Mercredi 22 août 1883
Lettre de Cécile Milne-Edwards, épouse d’Ernest Charles Jean Baptiste Dumas (Bex, en Suisse) à Marie Mertzdorff, épouse de Marcel de Fréville
Grand Hôtel des Salines. Bex[1]. 22 Août
C[2]
Ma chère Marie, je suis tout à fait imbécile, il fait une chaleur accablante, tu connais ces températures d’étuve que l’on ressent dans un entonnoir chauffé toute la journée par un ardent soleil & depuis ce matin où je suis mélancoliquement réfugiée dans ma chambre pour éviter les moustiques du dehors, 3 pianos, oui 3 pianos, glapissent à la fois lançant par les fenêtres ouvertes des torrents de cacophonie. Ces choses-là devraient être défendues & tout est gâté, le plus beau ciel, les plus belles montagnes par cet agacement permanent. La pays est pourtant bien joli & si ce n’était ce monde petit & grand grouillant & se démenant je crois que je l’apprécierais fort. mais plus je vais, moins j’aime cet apprêté, ce convenu qu’on retrouve partout & toujours le même. Il y a nombre d’enfants ici, c’est la meilleure chose, & leurs jeunes mères, blanches, roses ou Maïs agitent leurs petites croupes factices (pardonne-moi) en se promenant sur les pelouses à l’abri d’ombrelles éclatantes & avec de jolis mouvements d’oiseaux effarouchés. Ce serait très gentil à l’opéra-Comique ; au milieu de la Nature vraie, c’est moins à sa place & parfois cela prête à rire.
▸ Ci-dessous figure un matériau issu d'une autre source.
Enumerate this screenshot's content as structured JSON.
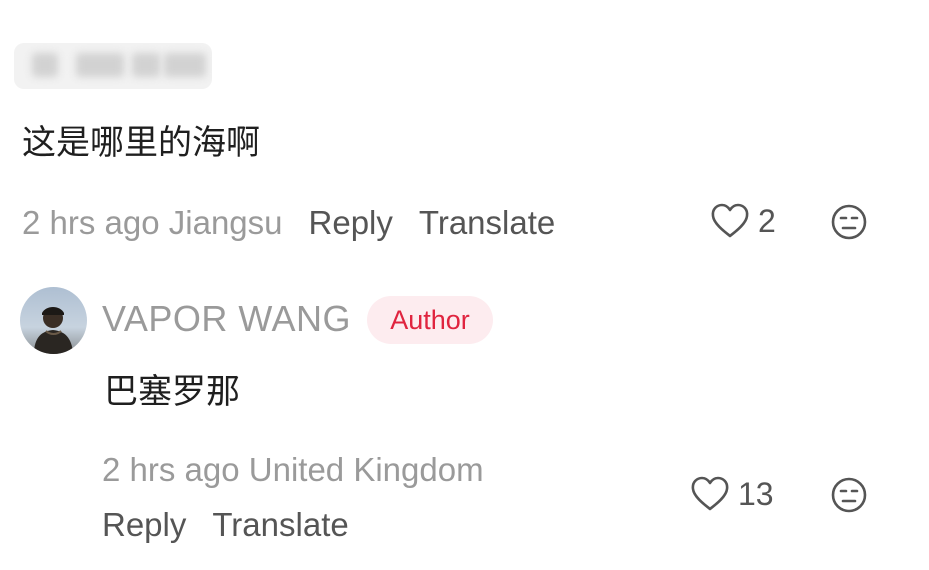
{
  "top_comment": {
    "text": "这是哪里的海啊",
    "time_location": "2 hrs ago Jiangsu",
    "reply_label": "Reply",
    "translate_label": "Translate",
    "like_count": "2",
    "like_icon": "heart-outline-icon",
    "reaction_icon": "neutral-face-icon"
  },
  "reply": {
    "author": "VAPOR WANG",
    "badge": "Author",
    "text": "巴塞罗那",
    "time_location": "2 hrs ago United Kingdom",
    "reply_label": "Reply",
    "translate_label": "Translate",
    "like_count": "13",
    "like_icon": "heart-outline-icon",
    "reaction_icon": "neutral-face-icon"
  },
  "colors": {
    "badge_text": "#e0243f",
    "badge_bg": "#fdecef",
    "muted_text": "#9a9a9a",
    "action_text": "#555555"
  }
}
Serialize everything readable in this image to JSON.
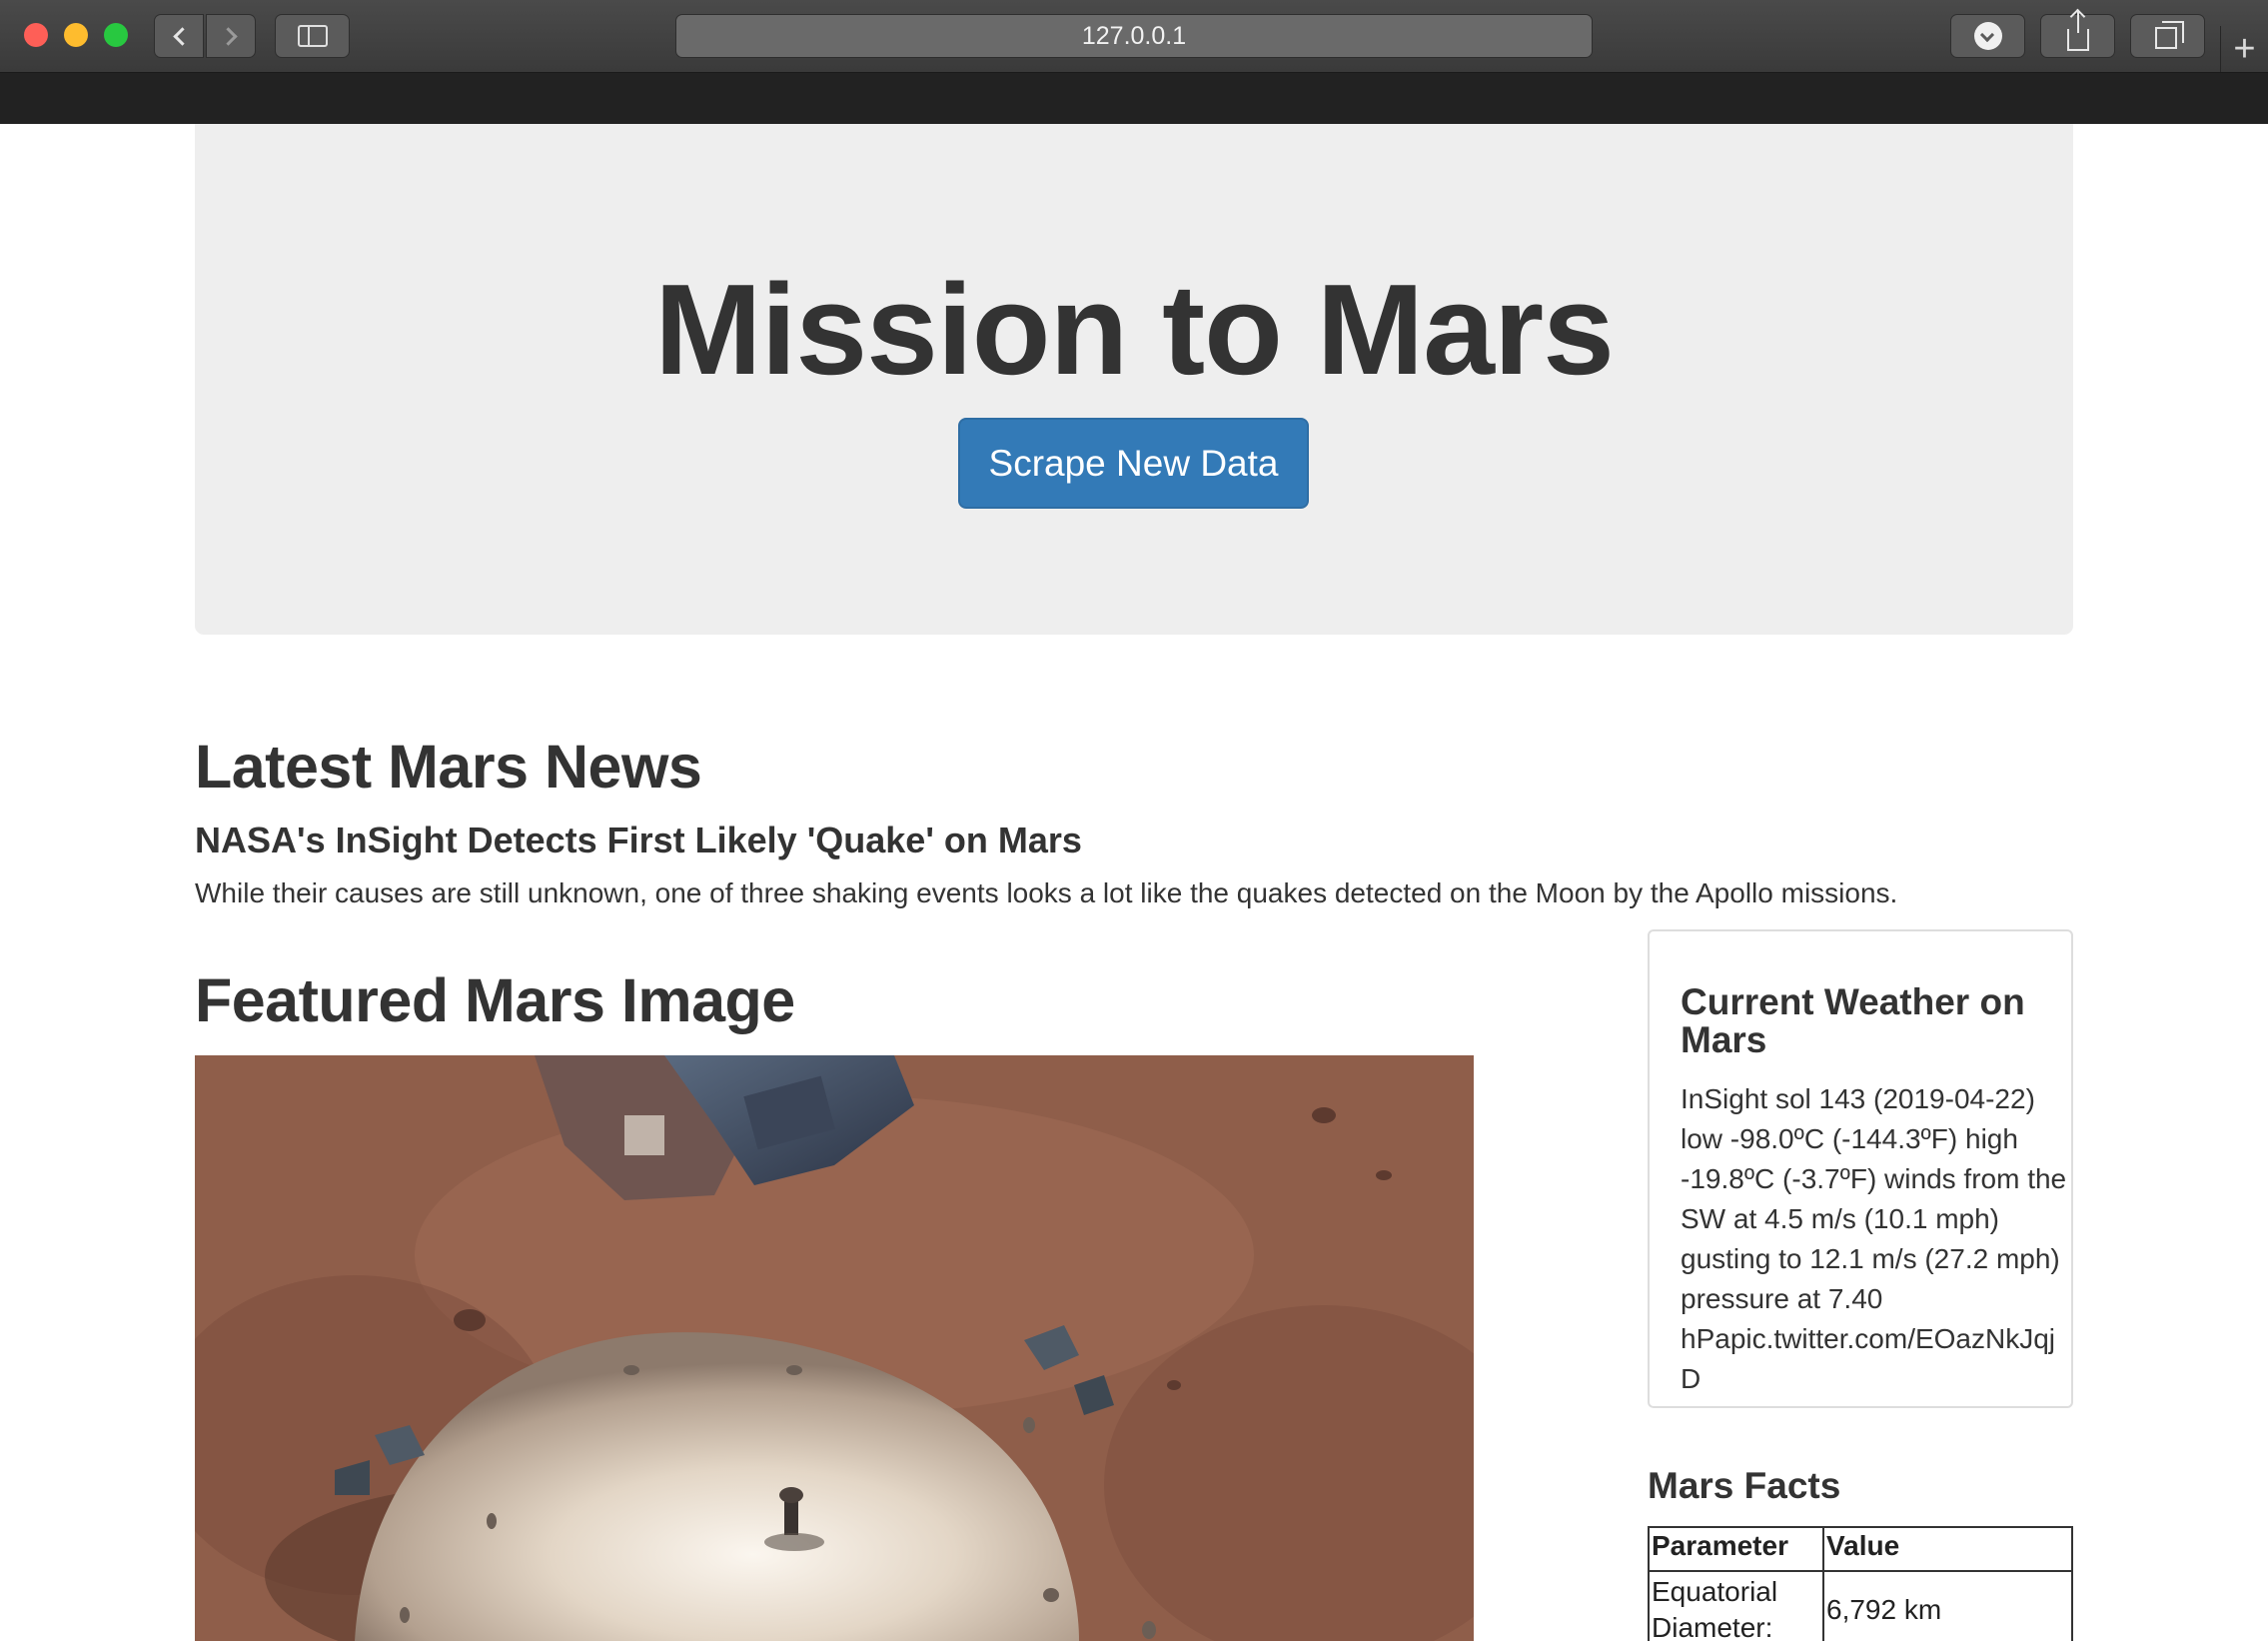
{
  "browser": {
    "url": "127.0.0.1",
    "icons": {
      "back": "chevron-left-icon",
      "forward": "chevron-right-icon",
      "sidebar": "sidebar-icon",
      "download": "download-icon",
      "share": "share-icon",
      "tabs": "tabs-overview-icon",
      "new_tab": "plus-icon"
    },
    "new_tab_glyph": "+"
  },
  "jumbotron": {
    "title": "Mission to Mars",
    "button_label": "Scrape New Data",
    "button_color": "#337ab7"
  },
  "news": {
    "heading": "Latest Mars News",
    "title": "NASA's InSight Detects First Likely 'Quake' on Mars",
    "paragraph": "While their causes are still unknown, one of three shaking events looks a lot like the quakes detected on the Moon by the Apollo missions."
  },
  "featured": {
    "heading": "Featured Mars Image"
  },
  "weather": {
    "heading": "Current Weather on Mars",
    "text": "InSight sol 143 (2019-04-22) low -98.0ºC (-144.3ºF) high -19.8ºC (-3.7ºF) winds from the SW at 4.5 m/s (10.1 mph) gusting to 12.1 m/s (27.2 mph) pressure at 7.40 hPapic.twitter.com/EOazNkJqjD"
  },
  "facts": {
    "heading": "Mars Facts",
    "columns": [
      "Parameter",
      "Value"
    ],
    "rows": [
      {
        "parameter": "Equatorial Diameter:",
        "value": "6,792 km"
      }
    ]
  }
}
Je voulais te répondre depuis bien des jours, mais j’ai eu beaucoup de lettres à écrire en arrivant ici & parfois aussi la Paresse me prend & ne me lâche plus de la journée. Ce matin la glace a été rompue entre Jean[3] & quelques jouvenceaux de son âge, aussi trouve-t-il l’existence beaucoup moins sombre & le Croquet un jeu très attrayant, mais il ne se décide jamais à parler le 1er ce qui fait qu’on le choisit & qu’il ne choisit pas, du reste le cas échéant il n’y avait pas d’inconvénients. Je suis bien aise qu’il se soit un peu dégelé car la pêche est à peu près impossible & comme les promenades sont rendues difficiles par la chaleur d’abord & le traitement ensuite il se serait ennuyé plus qu’il n’est bon de le faire. Il prend un bain le matin & une douche le soir, tout cela accompagné de vigoureuses frictions, j’espère qu’il en retirera quelque bien. Je foule aux pieds toutes les règles & je mets le nom de ta fille[4] sur l’adresse de ma lettre, il y a longtemps déjà que Baby était heureux de recevoir quelque chose avec son nom. Hélas ! comme le moment du mariage d’Émilie[5] approche, il faut se dire & se redire qu’elle est contente pour prendre ton parti de la voir s’en aller.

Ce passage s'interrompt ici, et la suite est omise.